When the schism between William Irvine and many in the group's leadership occurred, Mr. Cooney sided with the senior Head Workers. He did so because he thought Irvine was falling away from the movement's original ideals, and hoped that those would be restored. Despite this, and like many other senior Workers, he did not completely sever ties with Mr. Irvine. In the following years, Cooney continued as a true itinerant, and preached in countries around the globe as he felt led, with little regard to the spheres of influence being carved out by various Overseers.

==Excommunication==
But as time progressed, there was no return to what Cooney saw as the original simplicity within the movement, and he began publicly expressing himself with regards to what he saw as being unscriptural additions and growing organisation. These included the growing hierarchy entailing a division of territory between senior workers, finances, annual conventions, the so-called "Living Witness" doctrine, the taking of denominational names during the first World War, and other matters. That Edward Cooney was free to preach wherever he felt led, and did not believe that he had to submit his messages to be approved by the regional Overseers became a situation the latter would no longer tolerate after having attempted to persuade him to operate within their new framework.

Edward Cooney's excommunication was finalised during an extraordinary meeting held on 12 October 1928 at the home of Andrew Knox in Lurgan, Northern Ireland. During this meeting, rules were promulgated for the relationship between Overseers and the conduct of workers who preached within their respective territories. Cooney refused to submit and was summarily expelled. Letters were circulated warning that Cooney had been disfellowshipped, and those who continued contact with him were expelled. Cooney became a non-person within the Two by Twos, his name was omitted as author of hymns that he had written for their hymnal (Hymns Old and New), and they denied that he had any connection with their movement.

==Continued evangelism==
A group of people who agreed with his position followed him out (or were expelled for keeping contact with him), and eventually formed their own independent fellowship.

During the next three decades, Cooney and others in fellowship with him continued to preach worldwide.

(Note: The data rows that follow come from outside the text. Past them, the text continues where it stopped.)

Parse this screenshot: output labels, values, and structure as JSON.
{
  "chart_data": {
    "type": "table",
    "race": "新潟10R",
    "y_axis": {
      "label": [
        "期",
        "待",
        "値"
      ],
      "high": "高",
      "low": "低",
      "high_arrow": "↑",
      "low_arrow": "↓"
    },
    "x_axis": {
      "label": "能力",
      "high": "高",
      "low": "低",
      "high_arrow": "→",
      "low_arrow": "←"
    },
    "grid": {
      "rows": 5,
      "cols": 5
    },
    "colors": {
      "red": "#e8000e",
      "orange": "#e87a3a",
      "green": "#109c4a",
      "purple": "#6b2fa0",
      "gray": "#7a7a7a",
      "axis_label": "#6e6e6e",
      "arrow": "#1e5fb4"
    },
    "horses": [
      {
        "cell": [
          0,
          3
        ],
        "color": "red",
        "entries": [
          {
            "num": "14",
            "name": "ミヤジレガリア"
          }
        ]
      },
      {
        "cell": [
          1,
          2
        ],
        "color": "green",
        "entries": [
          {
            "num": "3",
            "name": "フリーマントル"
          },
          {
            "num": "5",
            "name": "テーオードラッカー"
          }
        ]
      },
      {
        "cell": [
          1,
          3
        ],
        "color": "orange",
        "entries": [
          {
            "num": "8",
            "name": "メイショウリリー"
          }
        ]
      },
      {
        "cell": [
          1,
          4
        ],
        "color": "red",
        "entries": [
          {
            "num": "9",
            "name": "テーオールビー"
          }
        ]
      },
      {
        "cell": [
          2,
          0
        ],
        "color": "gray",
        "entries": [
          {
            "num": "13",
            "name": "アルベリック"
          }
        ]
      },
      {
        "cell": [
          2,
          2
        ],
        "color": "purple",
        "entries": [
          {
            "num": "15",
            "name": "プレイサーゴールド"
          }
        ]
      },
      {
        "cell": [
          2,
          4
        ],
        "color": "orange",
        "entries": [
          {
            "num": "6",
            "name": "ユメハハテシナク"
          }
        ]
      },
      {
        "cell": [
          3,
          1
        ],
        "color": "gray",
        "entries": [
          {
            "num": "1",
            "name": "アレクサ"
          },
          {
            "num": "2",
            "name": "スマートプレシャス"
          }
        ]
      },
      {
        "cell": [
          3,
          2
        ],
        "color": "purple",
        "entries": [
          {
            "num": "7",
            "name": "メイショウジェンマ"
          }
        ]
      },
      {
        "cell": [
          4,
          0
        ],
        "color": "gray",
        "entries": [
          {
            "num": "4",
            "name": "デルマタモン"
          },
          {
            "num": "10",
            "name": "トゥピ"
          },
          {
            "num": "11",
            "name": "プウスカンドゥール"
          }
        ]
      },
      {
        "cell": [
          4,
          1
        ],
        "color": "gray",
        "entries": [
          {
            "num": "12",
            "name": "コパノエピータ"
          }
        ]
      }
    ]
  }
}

Cooney was instrumental during the late 1930s in setting up a treatment program for alcoholic indigents in Birmingham, Alabama. Unlike his earlier fiery denunciation of clerics and denominations, he now was able to work alongside them, although he still did not accept them as fellow-believers in the "Jesus Way". Cooney had circumnavigated the globe 3 times in his missions by the early 1950s.

Those who adhered to Mr. Cooney's views today form an independent group, having dispensed with the office of "Worker" and other vestiges of clericalism which they saw as having crept in over the years. Edward Cooney died in 1960 and is buried in Mildura, Victoria, Australia.